Boston dataset.set.seed(1)
pls.boston.fit <- plsr(crim ~ ., data=Boston, scale=TRUE, validation ="CV")
summary(pcr.boston.fit)
## Data: X dimension: 506 13
## Y dimension: 506 1
## Fit method: svdpc
## Number of components considered: 13
##
## VALIDATION: RMSEP
## Cross-validated using 10 random segments.
## (Intercept) 1 comps 2 comps 3 comps 4 comps 5 comps 6 comps
## CV 8.61 7.250 7.253 6.833 6.815 6.826 6.847
## adjCV 8.61 7.245 7.247 6.825 6.803 6.818 6.838
## 7 comps 8 comps 9 comps 10 comps 11 comps 12 comps 13 comps
## CV 6.837 6.710 6.735 6.723 6.714 6.696 6.624
## adjCV 6.827 6.698 6.724 6.710 6.702 6.682 6.609
##
## TRAINING: % variance explained
## 1 comps 2 comps 3 comps 4 comps 5 comps 6 comps 7 comps 8 comps
## X 47.70 60.36 69.67 76.45 82.99 88.00 91.14 93.45
## crim 30.69 30.87 39.27 39.61 39.61 39.86 40.14 42.47
## 9 comps 10 comps 11 comps 12 comps 13 comps
## X 95.40 97.04 98.46 99.52 100.0
## crim 42.55 42.78 43.04 44.13 45.4
validationplot(pls.boston.fit, val.type= "MSEP")

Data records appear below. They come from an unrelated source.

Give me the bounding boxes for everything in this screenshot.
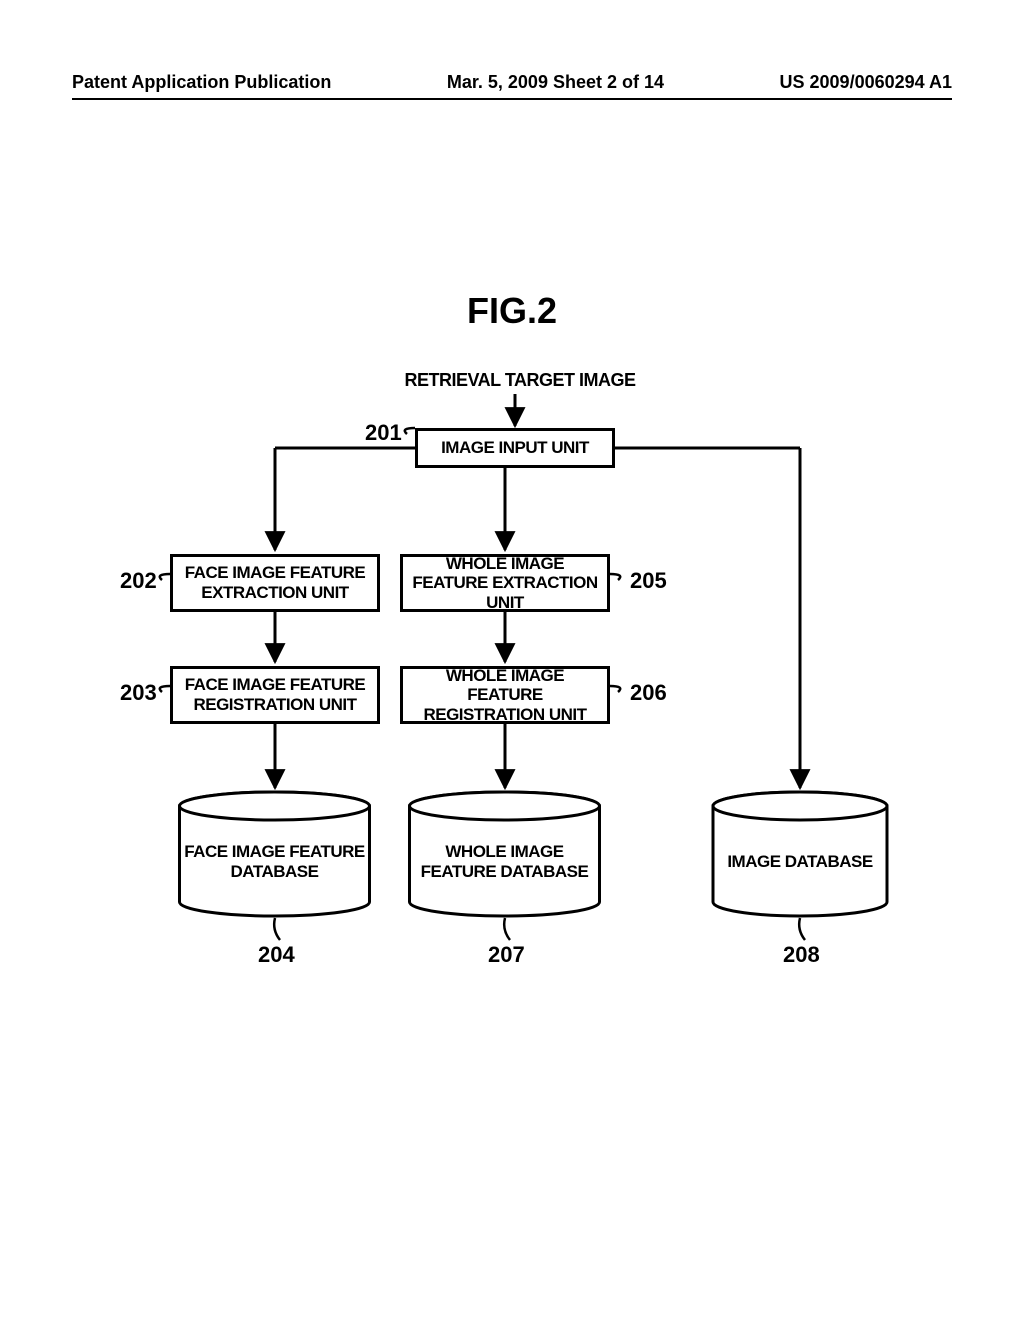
- figure-title: FIG.2: [0, 290, 1024, 332]
- db-207-label: WHOLE IMAGE FEATURE DATABASE: [407, 842, 602, 881]
- node-206-label: WHOLE IMAGE FEATURE REGISTRATION UNIT: [407, 666, 603, 725]
- ref-205: 205: [630, 568, 667, 594]
- node-whole-extraction: WHOLE IMAGE FEATURE EXTRACTION UNIT: [400, 554, 610, 612]
- db-208-label: IMAGE DATABASE: [710, 852, 890, 872]
- db-face-feature: FACE IMAGE FEATURE DATABASE: [177, 790, 372, 918]
- db-204-label: FACE IMAGE FEATURE DATABASE: [177, 842, 372, 881]
- diagram: RETRIEVAL TARGET IMAGE: [0, 370, 1024, 1070]
- header-left: Patent Application Publication: [72, 72, 331, 93]
- node-face-extraction: FACE IMAGE FEATURE EXTRACTION UNIT: [170, 554, 380, 612]
- db-whole-feature: WHOLE IMAGE FEATURE DATABASE: [407, 790, 602, 918]
- header-rule: [72, 98, 952, 100]
- ref-207: 207: [488, 942, 525, 968]
- node-whole-registration: WHOLE IMAGE FEATURE REGISTRATION UNIT: [400, 666, 610, 724]
- page-header: Patent Application Publication Mar. 5, 2…: [0, 72, 1024, 93]
- db-image: IMAGE DATABASE: [710, 790, 890, 918]
- node-203-label: FACE IMAGE FEATURE REGISTRATION UNIT: [177, 675, 373, 714]
- node-202-label: FACE IMAGE FEATURE EXTRACTION UNIT: [177, 563, 373, 602]
- ref-208: 208: [783, 942, 820, 968]
- ref-206: 206: [630, 680, 667, 706]
- ref-202: 202: [120, 568, 157, 594]
- ref-204: 204: [258, 942, 295, 968]
- ref-201: 201: [365, 420, 402, 446]
- header-center: Mar. 5, 2009 Sheet 2 of 14: [447, 72, 664, 93]
- node-205-label: WHOLE IMAGE FEATURE EXTRACTION UNIT: [407, 554, 603, 613]
- node-image-input-unit: IMAGE INPUT UNIT: [415, 428, 615, 468]
- ref-203: 203: [120, 680, 157, 706]
- header-right: US 2009/0060294 A1: [780, 72, 952, 93]
- node-face-registration: FACE IMAGE FEATURE REGISTRATION UNIT: [170, 666, 380, 724]
- node-201-label: IMAGE INPUT UNIT: [441, 438, 589, 458]
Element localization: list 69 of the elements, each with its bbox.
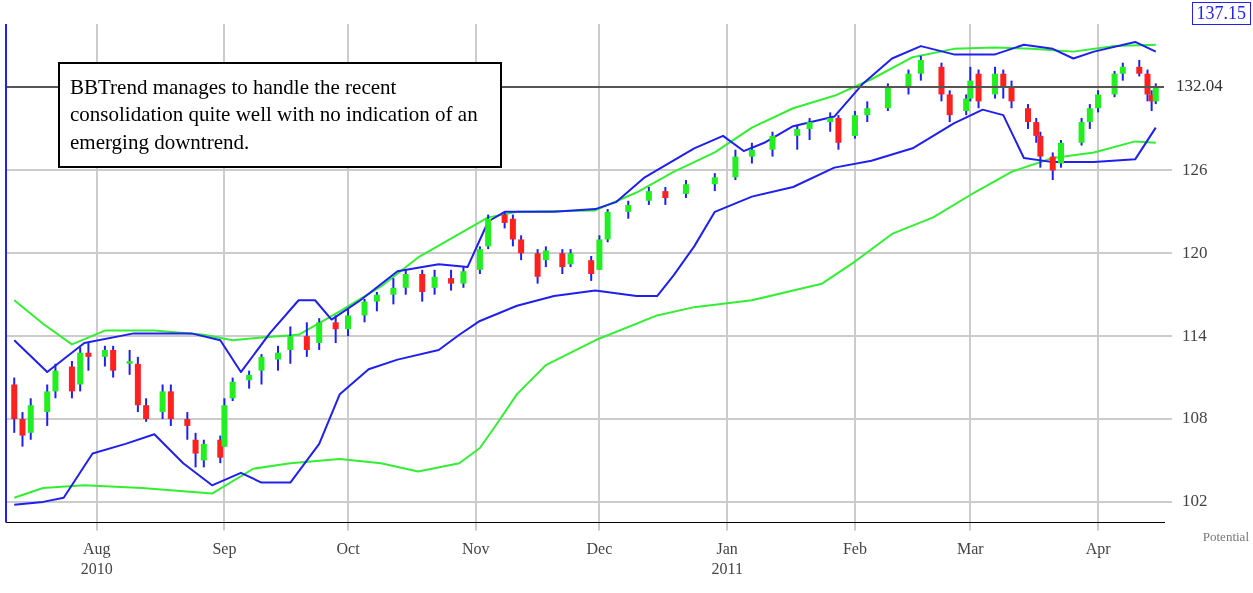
candlestick [316, 317, 323, 351]
candlestick [19, 411, 26, 448]
candlestick [101, 344, 108, 368]
candlestick [559, 248, 566, 275]
candlestick [476, 245, 483, 275]
candlestick [1057, 139, 1064, 169]
candlestick [258, 353, 265, 386]
candlestick [1086, 103, 1093, 130]
x-tick-label: Nov [462, 540, 490, 558]
candlestick [769, 130, 776, 158]
candlestick [794, 123, 801, 151]
candlestick [518, 234, 525, 262]
candlestick [1049, 151, 1056, 182]
candlestick [917, 54, 924, 82]
candlestick [44, 383, 51, 427]
candlestick [460, 266, 467, 289]
candlestick [419, 268, 426, 303]
text: Potential [1202, 529, 1249, 545]
candlestick [200, 438, 207, 469]
candlestick [827, 111, 834, 133]
x-tick-label: Oct [336, 540, 361, 558]
y-tick-label: 102 [1182, 491, 1208, 511]
candlestick [361, 297, 368, 324]
x-tick-label: Apr [1085, 540, 1112, 559]
candlestick [748, 141, 755, 165]
candlestick [390, 277, 397, 306]
candlestick [946, 89, 953, 124]
y-tick-label: 120 [1182, 242, 1208, 262]
ref-line-label: 132.04 [1176, 76, 1224, 96]
y-tick-label: 114 [1182, 325, 1208, 345]
x-tick-label: Feb [842, 540, 867, 558]
candlestick [1008, 79, 1015, 110]
candlestick [509, 213, 516, 248]
x-tick-label: Dec [586, 540, 613, 558]
x-tick-label: Sep [212, 540, 237, 559]
candlestick [534, 248, 541, 285]
candlestick [431, 268, 438, 296]
x-tick-label: Mar [956, 540, 985, 558]
y-tick-label: 108 [1182, 408, 1208, 428]
candlestick [851, 110, 858, 140]
candlestick [110, 344, 117, 379]
candlestick [542, 245, 549, 269]
x-tick-label: Jan 2011 [711, 540, 743, 577]
candlestick [192, 431, 199, 469]
candlestick [332, 314, 339, 345]
candlestick [1025, 103, 1032, 130]
candlestick [1095, 89, 1102, 114]
candlestick [864, 100, 871, 124]
candlestick [806, 116, 813, 142]
candlestick [373, 290, 380, 313]
text: 137.15 [1191, 2, 1251, 25]
candlestick [229, 376, 236, 403]
candlestick [159, 383, 166, 421]
candlestick [143, 397, 150, 423]
candlestick [884, 82, 891, 113]
candlestick [126, 348, 133, 376]
candlestick [1078, 116, 1085, 147]
candlestick [588, 255, 595, 282]
x-tick-label: Aug 2010 [80, 540, 113, 577]
candlestick [402, 268, 409, 296]
y-tick-label: 126 [1182, 159, 1208, 179]
candlestick [732, 148, 739, 182]
candlestick [184, 411, 191, 441]
candlestick [345, 307, 352, 338]
candlestick [448, 268, 455, 292]
candlestick [287, 325, 294, 365]
annotation: BBTrend manages to handle the recent consolidation quite well with no indication of an emerging downtrend. [58, 62, 502, 168]
candlestick [274, 344, 281, 372]
candlestick [303, 321, 310, 358]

From the above plot we can identify that the lowest Cross-validation error occurs at variable 13. So, the PLS approach selects 13 variable model (that’s PLS select M = 13 - no dimension reduction). The plsr() reports the root mean squared error; in order to obtain the usual MSE, we must square this quantity. Since the CV of the component 13 is 6.624, the MSE (that’s the Cross-validation error) is \(6.624^2\) = 43.877376, which is same as PCR.
By using Cross-Validation errors from all the above approaches in (a), the lowest error rate (42.46014) is from Best Subset Selection approach, which has 12 variables in the final model.

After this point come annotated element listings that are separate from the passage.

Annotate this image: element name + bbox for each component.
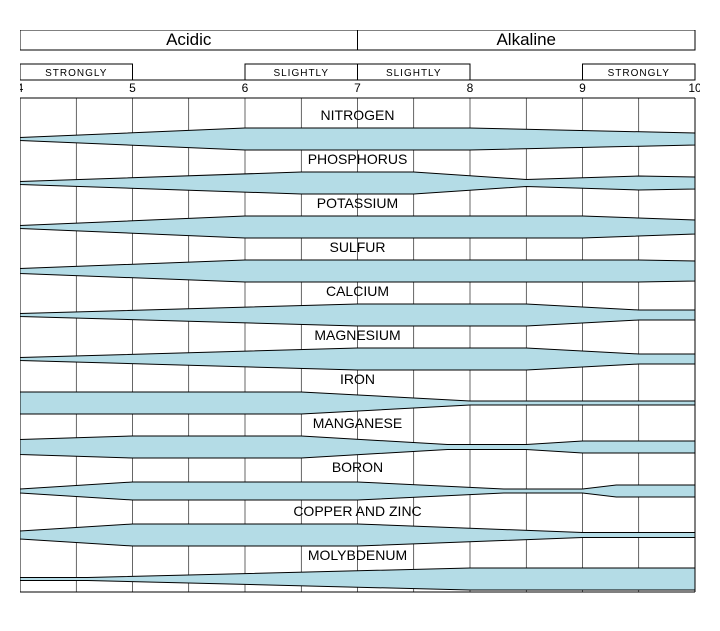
slightly-acid-label: SLIGHTLY (273, 68, 329, 79)
nutrient-band (20, 392, 695, 414)
strongly-alk-label: STRONGLY (608, 68, 670, 79)
nutrient-label: MANGANESE (313, 415, 402, 431)
nutrient-band (20, 436, 695, 458)
ph-tick-label: 8 (467, 81, 474, 95)
ph-nutrient-chart: Acidic Alkaline STRONGLY SLIGHTLY SLIGHTLY ST… (20, 30, 700, 610)
nutrient-label: CALCIUM (326, 283, 389, 299)
nutrient-label: MAGNESIUM (314, 327, 400, 343)
ph-tick-label: 4 (20, 81, 24, 95)
nutrient-band (20, 172, 695, 194)
slightly-alk-label: SLIGHTLY (386, 68, 442, 79)
nutrient-band (20, 348, 695, 370)
nutrient-band (20, 568, 695, 590)
ph-tick-label: 5 (129, 81, 136, 95)
nutrient-label: COPPER AND ZINC (293, 503, 421, 519)
acidic-label: Acidic (166, 30, 212, 49)
alkaline-label: Alkaline (496, 30, 556, 49)
strongly-acid-label: STRONGLY (45, 68, 107, 79)
nutrient-label: PHOSPHORUS (308, 151, 408, 167)
nutrient-label: BORON (332, 459, 383, 475)
nutrient-label: SULFUR (329, 239, 385, 255)
ph-tick-label: 10 (688, 81, 700, 95)
nutrient-band (20, 128, 695, 150)
ph-tick-label: 6 (242, 81, 249, 95)
nutrient-label: IRON (340, 371, 375, 387)
ph-tick-label: 7 (354, 81, 361, 95)
nutrient-band (20, 304, 695, 326)
nutrient-label: NITROGEN (321, 107, 395, 123)
nutrient-band (20, 216, 695, 238)
nutrient-label: MOLYBDENUM (308, 547, 407, 563)
nutrient-band (20, 524, 695, 546)
ph-tick-label: 9 (579, 81, 586, 95)
nutrient-label: POTASSIUM (317, 195, 398, 211)
nutrient-band (20, 260, 695, 282)
nutrient-band (20, 482, 695, 500)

No, the chosen model (Best Subset Selection) involves only 12 features from the Boston dataset, because that’s the model gives the lowest cross-validation error.
best.boston.fit <- regsubsets(crim ~ ., data = Boston ,nvmax = ncol(Boston) - 1)

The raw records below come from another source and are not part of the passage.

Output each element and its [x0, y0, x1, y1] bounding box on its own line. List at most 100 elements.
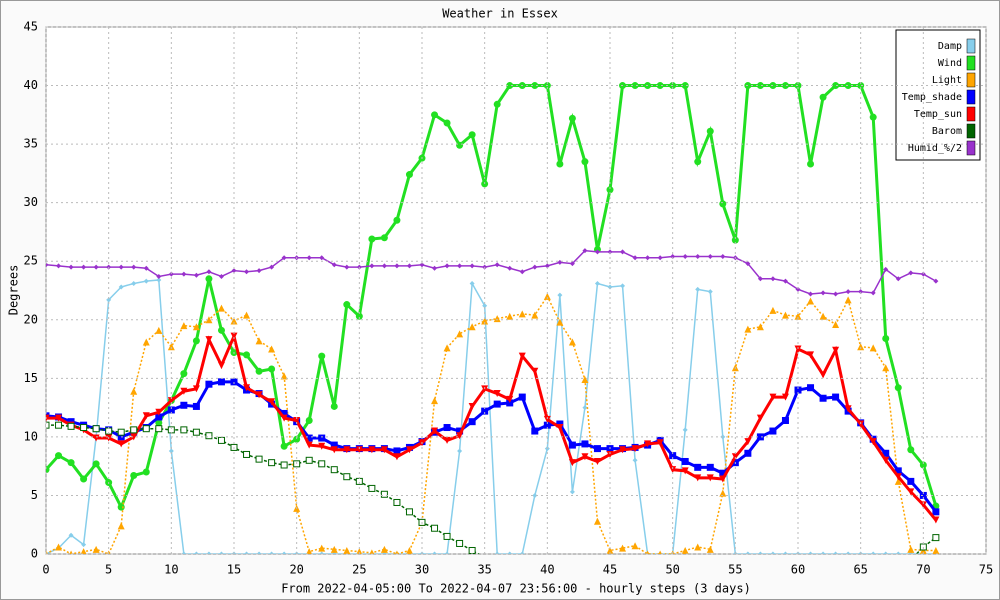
point: [895, 276, 901, 282]
point: [330, 545, 338, 553]
point: [882, 449, 890, 457]
point: [681, 546, 689, 554]
point: [230, 378, 238, 386]
point: [619, 446, 627, 454]
series-line: [46, 294, 936, 554]
point: [330, 402, 338, 410]
point: [907, 477, 915, 485]
point: [168, 448, 174, 454]
point: [582, 405, 588, 411]
point: [443, 532, 451, 540]
legend-swatch: [966, 55, 976, 71]
x-tick-label: 55: [728, 563, 742, 577]
point: [92, 434, 100, 442]
point: [231, 268, 237, 274]
point: [694, 474, 702, 482]
point: [581, 440, 589, 448]
point: [293, 416, 301, 424]
point: [217, 361, 225, 369]
point: [844, 82, 852, 90]
point: [268, 398, 276, 406]
point: [205, 380, 213, 388]
point: [55, 543, 63, 551]
point: [919, 461, 927, 469]
x-tick-label: 0: [42, 563, 49, 577]
point: [518, 393, 526, 401]
point: [46, 262, 49, 268]
point: [331, 262, 337, 268]
point: [770, 276, 776, 282]
point: [155, 425, 163, 433]
point: [243, 311, 251, 319]
point: [468, 418, 476, 426]
point: [606, 450, 614, 458]
point: [532, 492, 538, 498]
point: [181, 551, 187, 554]
point: [744, 438, 752, 446]
point: [217, 436, 225, 444]
point: [706, 474, 714, 482]
point: [770, 551, 776, 554]
point: [46, 421, 50, 429]
point: [306, 255, 312, 261]
y-tick-label: 45: [24, 20, 38, 34]
point: [531, 427, 539, 435]
point: [593, 457, 601, 465]
point: [682, 427, 688, 433]
point: [117, 428, 125, 436]
x-tick-label: 75: [979, 563, 993, 577]
point: [343, 473, 351, 481]
point: [356, 548, 363, 554]
point: [131, 264, 137, 270]
point: [556, 424, 564, 432]
point: [92, 425, 100, 433]
point: [280, 409, 288, 417]
point: [631, 542, 639, 550]
point: [568, 114, 576, 122]
y-tick-label: 25: [24, 254, 38, 268]
point: [581, 376, 589, 384]
x-tick-label: 40: [540, 563, 554, 577]
point: [894, 473, 902, 481]
point: [845, 289, 851, 295]
point: [280, 414, 288, 422]
point: [694, 158, 702, 166]
point: [656, 82, 664, 90]
point: [644, 440, 652, 448]
point: [757, 551, 763, 554]
point: [68, 532, 74, 538]
point: [69, 550, 73, 554]
point: [543, 421, 551, 429]
point: [594, 249, 600, 255]
point: [330, 441, 338, 449]
point: [305, 456, 313, 464]
point: [531, 367, 539, 375]
point: [844, 405, 852, 413]
point: [444, 263, 450, 269]
point: [756, 323, 764, 331]
point: [180, 387, 188, 395]
point: [368, 235, 376, 243]
point: [819, 371, 827, 379]
point: [807, 384, 815, 392]
point: [117, 503, 125, 511]
point: [907, 446, 915, 454]
point: [557, 292, 563, 298]
point: [632, 457, 638, 463]
point: [794, 345, 802, 353]
point: [180, 370, 188, 378]
point: [443, 424, 451, 432]
point: [907, 488, 915, 496]
point: [895, 551, 901, 554]
x-tick-label: 60: [791, 563, 805, 577]
point: [882, 456, 890, 464]
point: [568, 338, 576, 346]
y-tick-label: 15: [24, 371, 38, 385]
point: [731, 453, 739, 461]
point: [457, 448, 463, 454]
point: [707, 289, 713, 295]
point: [819, 394, 827, 402]
point: [192, 323, 200, 331]
point: [255, 367, 263, 375]
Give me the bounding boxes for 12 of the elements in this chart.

reg.summary <- summary(best.boston.fit)
reg.summary$rsq
## [1] 0.3912567 0.4207965 0.4286123 0.4334892 0.4392738 0.4440173 0.4476594
## [8] 0.4504606 0.4524408 0.4530572 0.4535605 0.4540031 0.4540104
Even if we check the \(R^2\) values, the statistics percentage increases from 39.13% (Component = 1) to 45.40% (Component = 12) and between the components between 12 and 13 there is not much increase in the \(R^2\). So, the impact model would be with 12 components or features.